Altogether, the art is valued at over $5 million. Each piece was purchased through the fundraising efforts of the Loveland High Plains Arts Council and its annual event.
The park at 2908 Aspen Drive is free and open year-round, except for the second weekend in August during the annual “Sculpture in the Park” show and sale. Proceeds from the show supported expansion of the garden and the art within. The event is now one of the largest outdoor sculpture shows in the country, with sales totaling more than $1 million.
The Benson Sculpture Garden was founded in 1985. The property was part of the Benson family homestead, in the late 1800s. In 1971, Robert and Ralph Benson donated a portion of the farm to the City of Loveland.
Stroll through Old Town Fort Collins
In 1984, forward thinking by the city of Fort Collins began to turn the city’s historic downtown into what it is today.
Fort Collins almost always has something going on in Old Town Square, whether it be Santa’s Workshop or ice skating in the winter, or free Thursday night music in the summer.
Check out the First Friday Art Walk or take a self-guided Historic Walking Tour, created by the Poudre Landmarks Foundation, to learn more about the area. See ghost signs left from the 1950s, or one of the earliest (1881) big-box stores. Learn about the Fort Collins trolley, which still runs in the summertime on Mountain Avenue between City Park and Old Town, and much, much more.
Free two-hour parking is available on the street from 10 a.m. to 6 p.m., and several parking structures in the area charge $1 per hour, with the first hour free. Parking in those structures is also free on Sundays and City holidays.
Tour the Swetsville Zoo
The “zoo’’ is a roadside area with whimsical animal sculptures, a “funky farm” with a “motley crew” who “don’t make noises, and they don’t run. They don’t eat anything. They’re just for fun,” writes author Kerry Davis in his book: The Swetsville Zoo: Kerry Tales.

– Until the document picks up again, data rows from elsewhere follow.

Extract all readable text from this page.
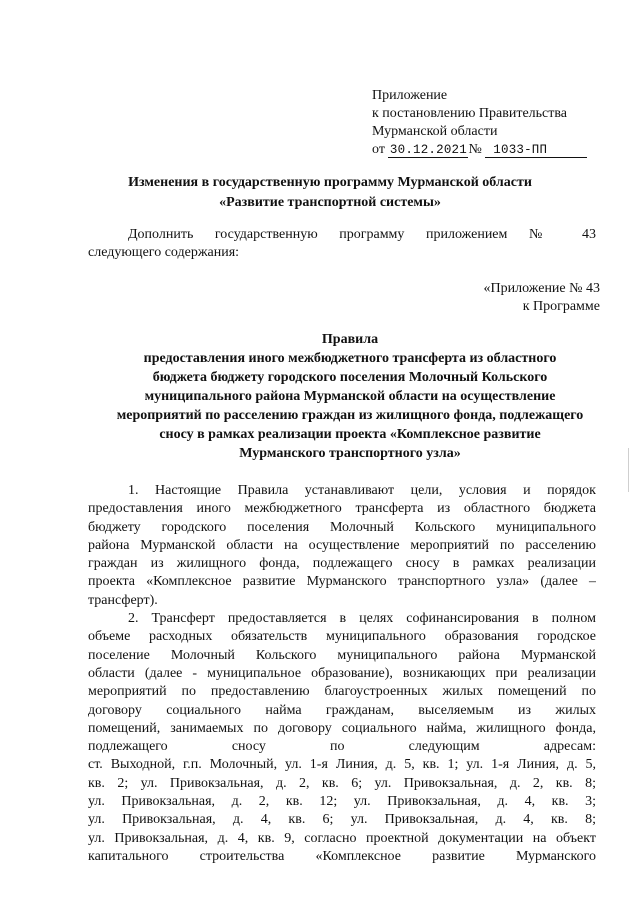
Приложение
к постановлению Правительства
Мурманской области
от 30.12.2021 № 1033-ПП
Изменения в государственную программу Мурманской области
«Развитие транспортной системы»

Дополнить государственную программу приложением № 43

следующего содержания:
«Приложение № 43
к Программе
Правила
предоставления иного межбюджетного трансферта из областного
бюджета бюджету городского поселения Молочный Кольского
муниципального района Мурманской области на осуществление
мероприятий по расселению граждан из жилищного фонда, подлежащего
сносу в рамках реализации проекта «Комплексное развитие
Мурманского транспортного узла»
1. Настоящие Правила устанавливают цели, условия и порядок
предоставления иного межбюджетного трансферта из областного бюджета
бюджету городского поселения Молочный Кольского муниципального
района Мурманской области на осуществление мероприятий по расселению
граждан из жилищного фонда, подлежащего сносу в рамках реализации
проекта «Комплексное развитие Мурманского транспортного узла» (далее –
трансферт).
2. Трансферт предоставляется в целях софинансирования в полном
объеме расходных обязательств муниципального образования городское
поселение Молочный Кольского муниципального района Мурманской
области (далее - муниципальное образование), возникающих при реализации
мероприятий по предоставлению благоустроенных жилых помещений по
договору социального найма гражданам, выселяемым из жилых
помещений, занимаемых по договору социального найма, жилищного фонда,
подлежащего сносу по следующим адресам:
ст. Выходной, г.п. Молочный, ул. 1-я Линия, д. 5, кв. 1; ул. 1-я Линия, д. 5,
кв. 2; ул. Привокзальная, д. 2, кв. 6; ул. Привокзальная, д. 2, кв. 8;
ул. Привокзальная, д. 2, кв. 12; ул. Привокзальная, д. 4, кв. 3;
ул. Привокзальная, д. 4, кв. 6; ул. Привокзальная, д. 4, кв. 8;
ул. Привокзальная, д. 4, кв. 9, согласно проектной документации на объект
капитального строительства «Комплексное развитие Мурманского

In 1985, Bill Swets, a farmer who worked the property that’s been in his family since 1942, created his first zoo animal – a shovel-beaked bird with a bicycle-frame body. He put it in his front yard and started adding to the collection. Then people began stopping by to see his creations. Over the years, he added more creatures, and more people stopped by. The collection now surpasses 160.
The area along the Cache la Poudre River, once considered rural, is now adjacent to the bustle of traffic along Harmony Road and surrounded by Walmart, Costco and Starbucks.
The zoo doesn’t charge but donations are encouraged. Walk along the paths and see space creatures and dinosaurs, two-headed dragons and tin golfers. There’s a musical stop that kids and adults can enjoy. Consider seeing Swets’ creations sooner than later because the property is for sale.